In 2012 Johnston Lo was working as a broker at one of the world’s leading banks, HSBC, and had got to assistant vice president level.
But despite his early success in banking, he’d also reached what he describes as a “bottleneck” in his career. “I was skilled enough to perform my day job, I had enough clients, and I was already an AVP in my team,” says Lo.
“Yet I was also stuck at this mid-level. If I’d stayed in the same firm, further promotions would have become more difficult,” he explains. “While my experience was good, it wasn’t enough to step into a senior leadership role.”
Lo realised that to get ahead he needed to further improve his leadership skills. And after researching potential qualifications, he decided to enrol in the MBA programme at the Chinese University of Hong Kong.
“CUHK’s MBA stood out because it has both an Asian and international focus to its teaching and because it aims to produce the next generation of Asian leaders,” says Lo. “After talking to CUHK alumni, I knew it would allow me to meet new people and get new perspectives on management. It would take me out of my comfort zone and help get me a senior leadership job.”
The MBA lived up to Lo’s expectations. He used his new leadership skills to move into a completely different working environment (at Bank of China International), at a higher rank (he’s now an associate director).
But Lo’s leadership talents were put to the test even before he got into the classroom at CUHK. He first met his MBA cohort on an Outward Bound course – a week of tough problem solving and muddy outdoor adventure in Hong Kong’s New Territories.
“Put into small groups, we’d take turns to be leaders on different assignments. Using maps and compasses to that extent was a completely new and exciting experience,” says Lo. “One night there was a midnight trek from base camp to a check point – if you went the wrong way, you had to start over. It was leadership and teamworking under pressure.”
Lo says that at Outward Bound he began to learn some of the leadership skills that would be reinforced during the CUHK modules. “For example, we had to adjust our leadership styles to suit different individuals because the group was very mixed. We had people from several industries and from countries as diverse as China, the US and Finland.”
It was a similar experience when Lo was working in equally diverse case study groups at CUHK. “The MBA teaches you to become an all-round leader who can face different types of colleagues in different types of workplaces,” says Lo.
“It makes you more open minded when dealing with new people and coping with change as a leader. These elements to leadership are vital in an industry which is evolving as rapidly as Asian banking,” he adds.
Lo says the MBA helped him to make a smoother transition into his job at BOCI. “Compared to a Western bank, it’s very different in its organisational structure and company culture. But my MBA had already taught me to be flexible in order to handle this change.”
He now has a “tool kit” of leadership techniques that he believes will put him on the path for continued success in the Asian finance sector.

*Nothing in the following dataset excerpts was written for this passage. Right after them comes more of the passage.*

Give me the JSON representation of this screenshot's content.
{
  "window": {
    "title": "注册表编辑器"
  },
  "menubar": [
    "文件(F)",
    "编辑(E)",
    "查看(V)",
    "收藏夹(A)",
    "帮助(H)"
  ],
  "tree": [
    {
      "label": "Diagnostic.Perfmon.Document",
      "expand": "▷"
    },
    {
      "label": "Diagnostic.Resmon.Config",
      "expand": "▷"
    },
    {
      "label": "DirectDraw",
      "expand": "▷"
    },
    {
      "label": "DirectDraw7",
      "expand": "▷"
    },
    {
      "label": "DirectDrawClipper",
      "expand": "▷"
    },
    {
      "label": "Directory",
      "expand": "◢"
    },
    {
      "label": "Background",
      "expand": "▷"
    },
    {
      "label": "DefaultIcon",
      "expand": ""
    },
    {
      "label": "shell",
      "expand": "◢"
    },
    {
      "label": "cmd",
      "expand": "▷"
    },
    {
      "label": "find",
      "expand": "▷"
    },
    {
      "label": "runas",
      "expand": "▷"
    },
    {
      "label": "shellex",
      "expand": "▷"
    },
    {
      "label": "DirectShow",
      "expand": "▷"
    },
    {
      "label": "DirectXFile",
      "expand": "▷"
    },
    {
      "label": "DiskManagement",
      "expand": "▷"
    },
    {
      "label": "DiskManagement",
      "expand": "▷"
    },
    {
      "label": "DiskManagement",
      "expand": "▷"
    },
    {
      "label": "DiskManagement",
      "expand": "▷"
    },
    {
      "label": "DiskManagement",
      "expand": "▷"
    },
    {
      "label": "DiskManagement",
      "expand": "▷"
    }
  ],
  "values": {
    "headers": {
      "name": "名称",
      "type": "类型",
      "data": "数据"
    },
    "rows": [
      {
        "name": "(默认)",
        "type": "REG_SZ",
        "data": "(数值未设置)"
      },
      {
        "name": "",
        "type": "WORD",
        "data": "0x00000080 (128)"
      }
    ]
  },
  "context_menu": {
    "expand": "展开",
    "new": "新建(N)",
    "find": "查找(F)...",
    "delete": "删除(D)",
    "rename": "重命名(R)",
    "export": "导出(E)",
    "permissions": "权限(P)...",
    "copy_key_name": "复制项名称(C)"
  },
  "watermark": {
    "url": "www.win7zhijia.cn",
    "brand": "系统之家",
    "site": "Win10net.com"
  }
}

“If you’re leading people with a similar amount of experience as you, for example, you could use a ‘partnership approach’, in which you often ask for their opinions. They won’t help you as much if you give direct commands,” says Lo.
Alongside working with peers in case study groups, CUHK students also hone their leadership expertise during lectures.
“The faculty comes from all over the world and are specialists in their fields, including investment banking. They share practical experience of leadership, not just textbook knowledge,” says Lo. “They also invite current business people to provide real-time experiences of leadership challenges.”
CUHK offers an Asia-focused leadership development module on its MBA programme, which aims to make students more aware of their own strengths and weaknesses as managers, so they can lead people more effectively in the workplace.
The school’s emphasis on leadership is infused throughout the MBA. “For example, I took a module on salesmanship and sales management, and the professor told us that successful leaders all have good sales skills, even those not in client-facing roles,” says Lo.
“To be a leader you must be able to sell ideas within your bank. If you see a good investment opportunity, for example, you must get the buy-in of others in your team,” he adds.
Lo improved his leadership skills by trial and error during the MBA. “Compared to being at work, CUHK is a much safer environment in which to learn. Case study groups allow you to make mistakes and learn from them, without the negative financial consequences you’d get at a bank.”
CUHK students still need to work hard if they want to develop their leadership abilities, says Lo. “If you’re in charge of a group, you have to know all the materials in advance, so you can set the right direction when you lead. Most of your team members will be managers themselves, so you’ll want to be as prepared as possible.”
Being able to foster a culture of teamworking is an important part of any leadership project at CUHK, says Lo.
“One of the best things about my MBA is that I worked so closely with my classmates and have kept in touch with many of them since we graduated. My Outward Bound group still meets for regular dinners. The friendships you form at CUHK last for many years – and as you rise up the ranks as a leader, you can always call on someone for advice.”